29The statement of claim also asserts that, at no time prior to entry into the relevant agreements by Messrs Lee, Hawatt and Sandstone, did Mr Nazvanov advise them that:
- the Term was 5 years;
- the guarantee amount would only be paid at the completion of the Term;
- during the Term of the agreements, BT or BT No 2 would be permitted to sell portions of their portfolio and invest the proceeds in zero coupon bonds;
- in the event that the portfolio value was reduced to zero, 100 per cent of the investment would remain allocated to zero coupon bonds until the maturity date of 25 June 2012;
- zero coupon bonds would not generate income, would not become worth more than their face value and were not capable of increasing in value if the value of the portfolio changed during the Term, unlike the put options in PEL that provided capital protection;
- in the event that 100 per cent of the investment were allocated to zero coupon bonds, there was no realistic possibility that they would recover any more than the initial amounts of their investments on the maturity date;
- a significant risk and disadvantage of the GPS was that if 100 per cent of the investment were allocated to zero coupon bonds early in the Term, to get the benefit of the guarantee they would have to keep paying interest on the loans for the whole of the Term (the Interest), while having no prospect of recovering any more than the initial amounts of their investments on the maturity date;
- a significant risk and disadvantage of the GPS was that if 100 percent of the investment were allocated to zero coupon bonds early in the Term, the Interest could exceed the difference between the break costs and the guaranteed amount payable on the maturity date;
- there were other protected equity loans offered by Westpac where the guarantee was payable after one or two years, which did not have the characteristics of the GPS described above; and
- Mr Nazvanov was not advising them about the important features and risks of the GPS.
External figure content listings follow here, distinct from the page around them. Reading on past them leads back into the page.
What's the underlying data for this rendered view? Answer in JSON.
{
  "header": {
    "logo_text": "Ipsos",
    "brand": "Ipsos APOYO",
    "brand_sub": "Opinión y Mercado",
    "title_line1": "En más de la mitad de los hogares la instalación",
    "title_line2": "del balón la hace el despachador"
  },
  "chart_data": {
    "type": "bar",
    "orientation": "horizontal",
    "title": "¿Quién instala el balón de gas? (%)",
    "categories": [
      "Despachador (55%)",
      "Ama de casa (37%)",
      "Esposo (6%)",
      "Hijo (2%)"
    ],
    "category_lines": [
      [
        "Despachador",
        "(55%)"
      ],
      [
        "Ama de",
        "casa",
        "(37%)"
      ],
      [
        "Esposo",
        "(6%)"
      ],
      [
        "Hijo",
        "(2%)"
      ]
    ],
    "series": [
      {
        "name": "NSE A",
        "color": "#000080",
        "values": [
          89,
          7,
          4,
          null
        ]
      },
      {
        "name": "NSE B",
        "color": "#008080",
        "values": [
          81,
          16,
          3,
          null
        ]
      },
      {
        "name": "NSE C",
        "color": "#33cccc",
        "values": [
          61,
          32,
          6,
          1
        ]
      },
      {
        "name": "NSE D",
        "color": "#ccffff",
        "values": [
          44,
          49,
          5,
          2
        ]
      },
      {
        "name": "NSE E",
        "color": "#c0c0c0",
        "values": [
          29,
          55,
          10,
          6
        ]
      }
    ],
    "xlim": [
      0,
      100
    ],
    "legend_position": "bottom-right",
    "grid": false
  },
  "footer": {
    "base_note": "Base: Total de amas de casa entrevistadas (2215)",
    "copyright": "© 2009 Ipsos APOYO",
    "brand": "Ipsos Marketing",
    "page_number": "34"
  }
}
30The statement of claim alleges that Mr Nazvanov's conduct, in sending the Email, in saying what he said during the Conversation and in not advising about the matters described above, misrepresented the characteristics of the GPS and the effect of the various agreements signed by Messrs Lee, Hawatt and Sandstone. That was alleged to be because the GPS did not have the same, or substantially the same, characteristics as the PEL and because even if they could have withdrawn their money from the GPS from the first anniversary of the initial investment, by doing so they would have forfeited the benefit of the guarantee amount, as it was not payable until the maturity date. They say that that conduct contravened s 12DA and s 12DB of the ASIC Act.
31Section 12DA(1) provides that a person must not engage in conduct in relation to financial services that is misleading or deceptive or is likely to mislead or deceive. Section 12DB(1) provides that a person must not, in connection with the supply, or possible supply of financial services, make a false or misleading representation that the services have performance characteristics. Under s 12BAB, a person provides a financial service if the person provides financial product advice or deals in a financial product. Under s 12BAB(5), financial product advice means a recommendation or a statement of opinion or a report of either of those things that is intended to influence a person or persons in making a decision in relation to a particular financial product or class of financial products or could reasonably be regarded as being intended to have such an influence. Under s 12BAB(7), issuing a financial product constitutes dealing in a financial product. Financial products are defined in s 12BAA(7). It is common ground that the conduct on the part of Westpac, BT and BT No 2, about which complaint is made, falls within s 12DA or s 12DB.
32The primary judge found that representations as pleaded were made by Mr Nazvanov on behalf of Westpac, that those representations were misleading or deceptive and that Mr Lee and Mr Hawatt relied on the those representations in deciding to invest in the GPS. Her Honour therefore concluded that the loss was suffered by conduct that was misleading and deceptive in contravention of the ASIC Act.